— Remarquable. Et qu’en pense votre mari ?
— Il trouve que ça commence à m’obséder un peu trop. Mais comme il a lui aussi ses obsessions… (Elle vida sa flûte de champagne. Tout lui paraissait agréablement renforcé — les couleurs, les sons, les sensations.) Vous devez trouver que nous formons un couple étrange…
— Croyez-moi, madame *, mon métier me met en contact avec des gens bien plus étranges que tout ce que vous pourriez commencer à imaginer, assura-t-il avant de tourner brusquement vers elle ses yeux injectés de sang. Ça vous dérange, si je vous pose une ou deux questions ?
— Allez-y.
— Quand avez-vous rencontré le docteur Hoffmann ?
— C’est drôle, j’y repensais justement.
Elle revoyait Alex comme si c’était hier. Il parlait avec Hugo Quarry — il y avait toujours eu cette saleté de Quarry dans le tableau, dès le premier jour — et c’est elle qui avait dû faire le premier pas, mais elle avait bu suffisamment pour que ça ne la gêne pas.
— C’était il y a huit ans, lors d’une réception à Saint-Genis-Pouilly.

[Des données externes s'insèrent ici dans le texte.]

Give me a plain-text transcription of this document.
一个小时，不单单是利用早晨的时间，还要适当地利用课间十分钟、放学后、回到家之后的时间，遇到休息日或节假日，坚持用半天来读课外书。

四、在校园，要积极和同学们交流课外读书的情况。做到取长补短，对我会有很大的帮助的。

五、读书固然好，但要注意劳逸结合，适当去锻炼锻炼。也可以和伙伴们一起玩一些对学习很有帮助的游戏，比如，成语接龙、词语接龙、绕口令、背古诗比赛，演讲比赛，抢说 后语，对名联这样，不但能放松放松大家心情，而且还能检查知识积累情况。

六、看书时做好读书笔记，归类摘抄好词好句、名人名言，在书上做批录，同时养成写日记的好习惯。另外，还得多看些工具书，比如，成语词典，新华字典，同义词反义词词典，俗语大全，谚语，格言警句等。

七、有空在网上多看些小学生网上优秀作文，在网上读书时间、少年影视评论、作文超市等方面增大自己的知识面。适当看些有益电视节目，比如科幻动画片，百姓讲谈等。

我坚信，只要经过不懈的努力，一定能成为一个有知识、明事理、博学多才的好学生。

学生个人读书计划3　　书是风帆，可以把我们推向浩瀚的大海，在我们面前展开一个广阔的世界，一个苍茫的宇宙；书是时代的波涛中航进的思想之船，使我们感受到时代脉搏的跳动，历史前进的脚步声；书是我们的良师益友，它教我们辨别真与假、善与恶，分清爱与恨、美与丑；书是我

— Saint-Genis-Pouilly, répéta Leclerc. Beaucoup de scientifiques du CERN habitent par là, il me semble.
— À l’époque, certainement. Vous voyez le grand type grisonnant là-bas ? Je crois qu’il s’appelle Walton. Ça se passait chez lui. Après, je suis allée chez Alex, et je me souviens qu’il n’y avait rien d’autre que des ordinateurs dans son appartement. Il y faisait tellement chaud qu’il est apparu un jour sur l’écran à infrarouges d’un hélicoptère de police, et il y a eu un raid de la brigade antidrogue. Ils ont cru qu’il faisait pousser du cannabis.
Elle sourit à ce souvenir, et Leclerc fit de même — par politesse, se dit-elle, pour l’encourager à continuer de parler. Elle se demanda ce qu’il cherchait.

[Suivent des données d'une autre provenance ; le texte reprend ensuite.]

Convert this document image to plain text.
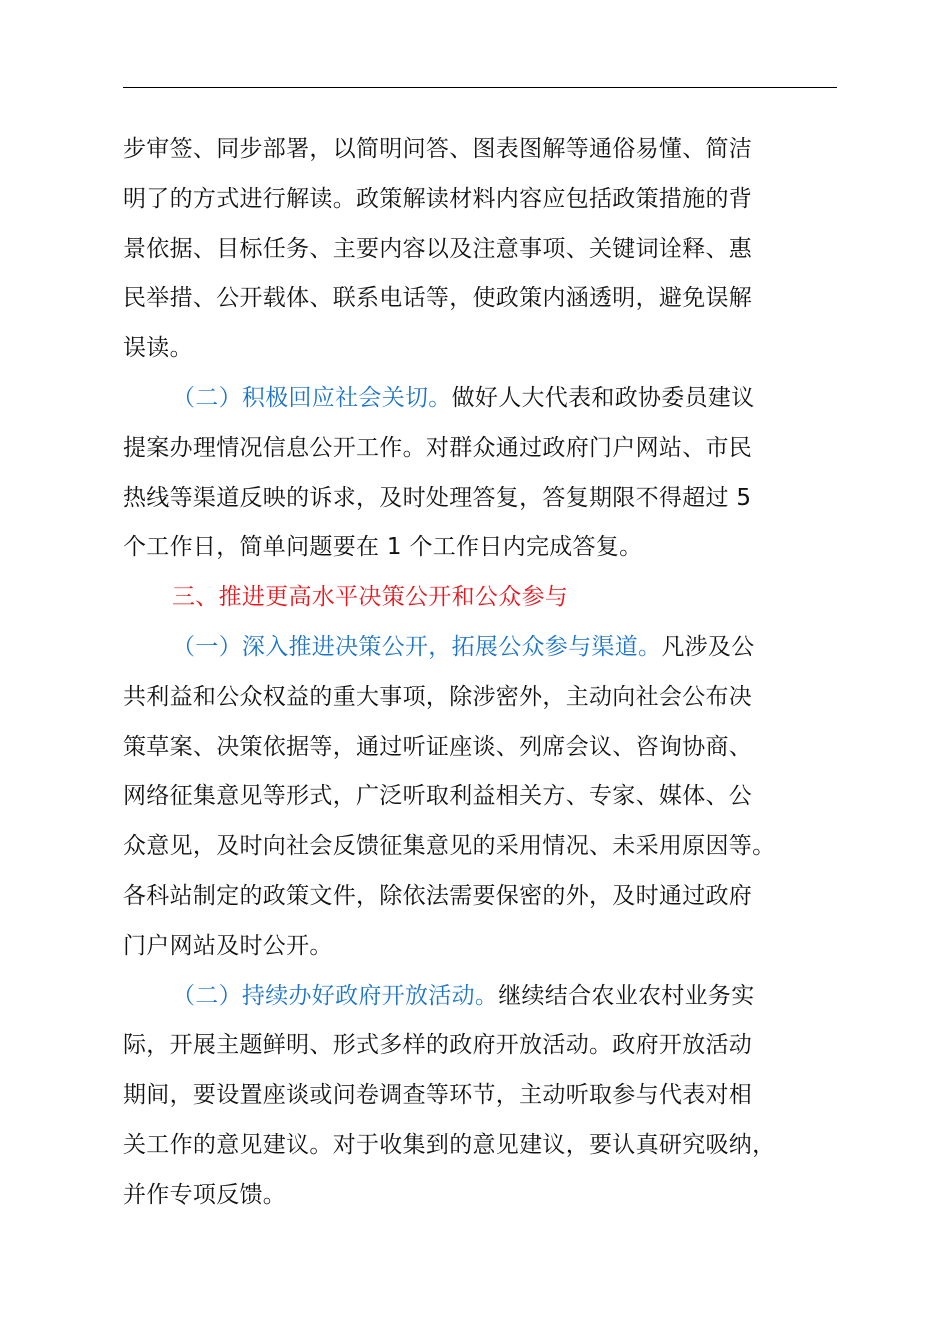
步审签、同步部署，以简明问答、图表图解等通俗易懂、简洁
明了的方式进行解读。政策解读材料内容应包括政策措施的背
景依据、目标任务、主要内容以及注意事项、关键词诠释、惠
民举措、公开载体、联系电话等，使政策内涵透明，避免误解
误读。
（二）积极回应社会关切。做好人大代表和政协委员建议
提案办理情况信息公开工作。对群众通过政府门户网站、市民
热线等渠道反映的诉求，及时处理答复，答复期限不得超过 5
个工作日，简单问题要在 1 个工作日内完成答复。
三、推进更高水平决策公开和公众参与
（一）深入推进决策公开，拓展公众参与渠道。凡涉及公
共利益和公众权益的重大事项，除涉密外，主动向社会公布决
策草案、决策依据等，通过听证座谈、列席会议、咨询协商、
网络征集意见等形式，广泛听取利益相关方、专家、媒体、公
众意见，及时向社会反馈征集意见的采用情况、未采用原因等。
各科站制定的政策文件，除依法需要保密的外，及时通过政府
门户网站及时公开。
（二）持续办好政府开放活动。继续结合农业农村业务实
际，开展主题鲜明、形式多样的政府开放活动。政府开放活动
期间，要设置座谈或问卷调查等环节，主动听取参与代表对相
关工作的意见建议。对于收集到的意见建议，要认真研究吸纳，
并作专项反馈。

— Vous-même, vous travailliez au CERN ?
— Mon Dieu, non. J’étais secrétaire à l’Onu — ex-étudiante des Beaux-Arts sans perspective d’avenir et avec de bonnes bases en français : vous voyez le topo.
Elle prit conscience qu’elle parlait trop vite et souriait trop. Il allait la croire éméchée.
— Mais le docteur Hoffmann était encore au CERN quand vous avez fait sa connaissance ?
— Il était sur le point de partir pour monter sa propre affaire avec son associé, un homme appelé Hugo Quarry. Curieusement, je les ai tous deux rencontrés pour la première fois ce soir-là. Est-ce que c’est important ?
— Et pourquoi exactement a-t-il fait ça, vous le savez — quitter le CERN ?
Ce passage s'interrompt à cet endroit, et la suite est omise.